Avocent Corp.s DSI5100 appliance provides secure out-of-band access to IPMI-enabled target devices and reliably relays system information using Avocents DSView centralized management software. However, the appliance/software combination is expensive, and the system is best suited for larger sites that need to extract Intelligent Platform Management Interface information.

The IPMI specification is an industry standard for out-of-band system management. An embedded BMC (Baseboard Management Controller) in an IPMI device collects internal hardware information such as processor temperature, fan speeds and power supply voltage. The BMC runs independently of the underlying hardware and software and allows IT managers to remotely monitor system health and control system power.

In eWEEK Labs tests, the DSI5100 relayed IPMI information adequately over the network, and we believe data center IT managers who seek additional system health information or wish to keep closer tabs on their server hardware should take a look at this appliance.

The $1,500 DSI5100 appliance, which shipped in January, has a compact form factor and can be rack-mounted. The DSI5100 runs an embedded Linux kernel and can support as many as 64 IPMI devices.

However, the only way to access the IPMI data collected by the DSI5100 is via Avocents DSView software, which is sold separately. DSView software is priced starting at $1,300 for a single user and up to $37,500 for 50 users.

Sites already using Avocents DSView software to manage KVM (keyboard, video and mouse) switches, serial devices and external power distribution units will find the DSI5100 to be a good fit for managing IPMI-capable systems in-house.

The DSView management software provides a secure way to manage Avocents line of out-of-band management devices in large distributed data center environments. DSView allows many users to remotely access systems such as KVMs, serial consoles of network devices, external power systems and now IPMI devices, using a standard Web browser such as Internet Explorer.

Click here to read Labs review of Avocents EVR1500 appliance. DSI5100 users cannot share IPMI information—only one user can access the data from a single device at a time. In the future, we hope that Avocent makes it possible for data to be shared in real time for better user collaboration during system diagnostics or troubleshooting.

DSView 3.0, released at the end of last year, offers new failover and load balancing capabilities as well as improved interface performance . DSView can be installed only on Windows 2000 or Windows Server 2003 machines.

The DSI5100 currently supports IPMI 1.5 target devices; Avocent officials said an upgrade that supports IPMI 2.0 is in the works.

In tests, we powered up the DSI5100 and connected it to our flat LAN using a standard Ethernet cable. The DSI5100 can be quickly configured for the network using the serial console, which we used to configure the appliance for DHCP (Dynamic Host Configuration Protocol).
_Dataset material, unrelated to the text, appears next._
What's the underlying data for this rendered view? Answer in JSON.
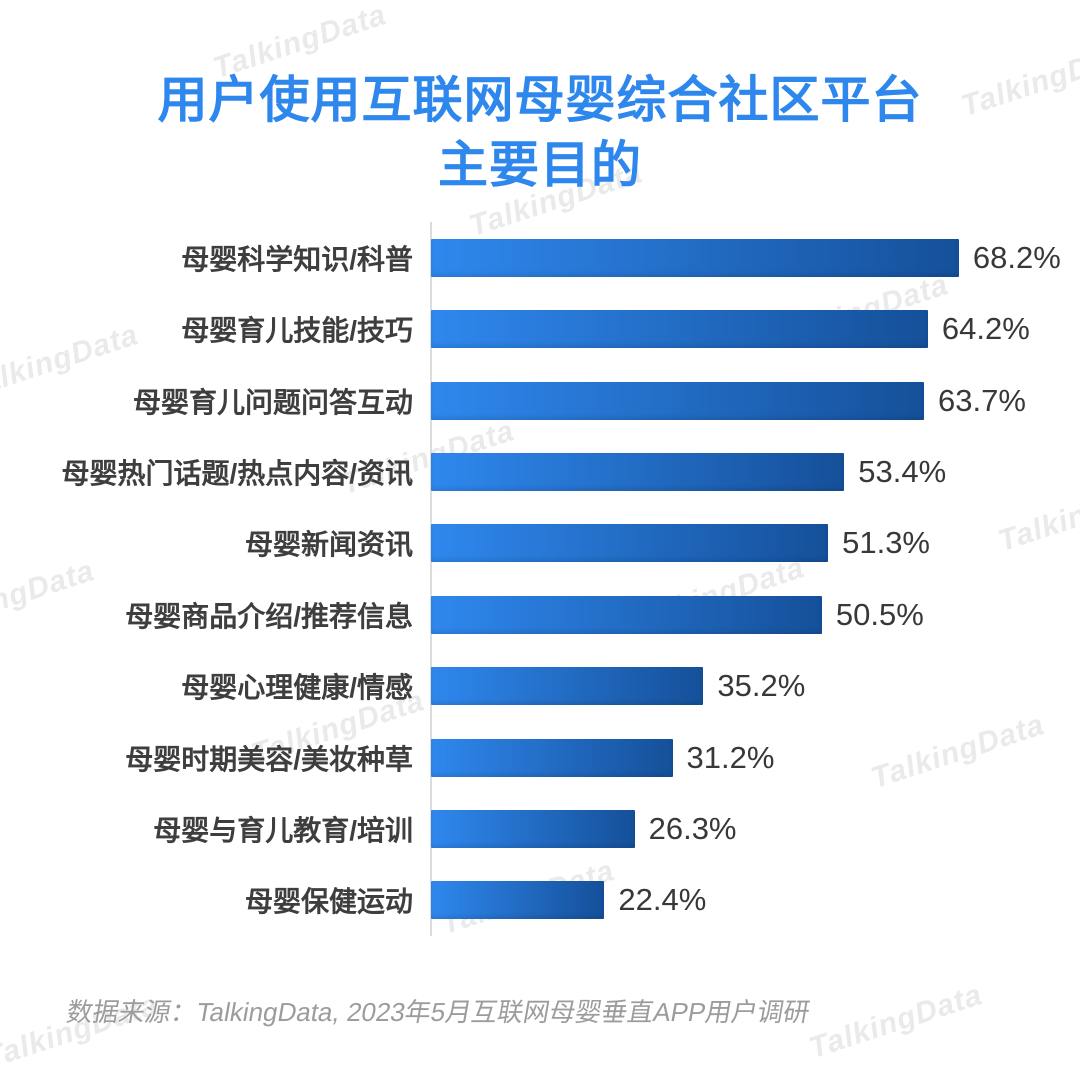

Configuring the appliance and IPMI target devices within the DSView software was more challenging: The DSView user interface is not very intuitive, and some of the menus are quite cumbersome to use. Adding IPMI devices requires the manual input of the devices BMC IP address. An auto-discovery feature would greatly ease initial setup, especially for sites with a large number of IPMI target devices.

Once properly configured, we mined the IPMI targets BMC data from the DSI5100 and got a graphical at-a-glance view of system parameters. During tests, we found the appliance takes a while to display system data from the target device, and the connectivity with the BMC was sporadic—we had to repeat the query to get the IPMI data.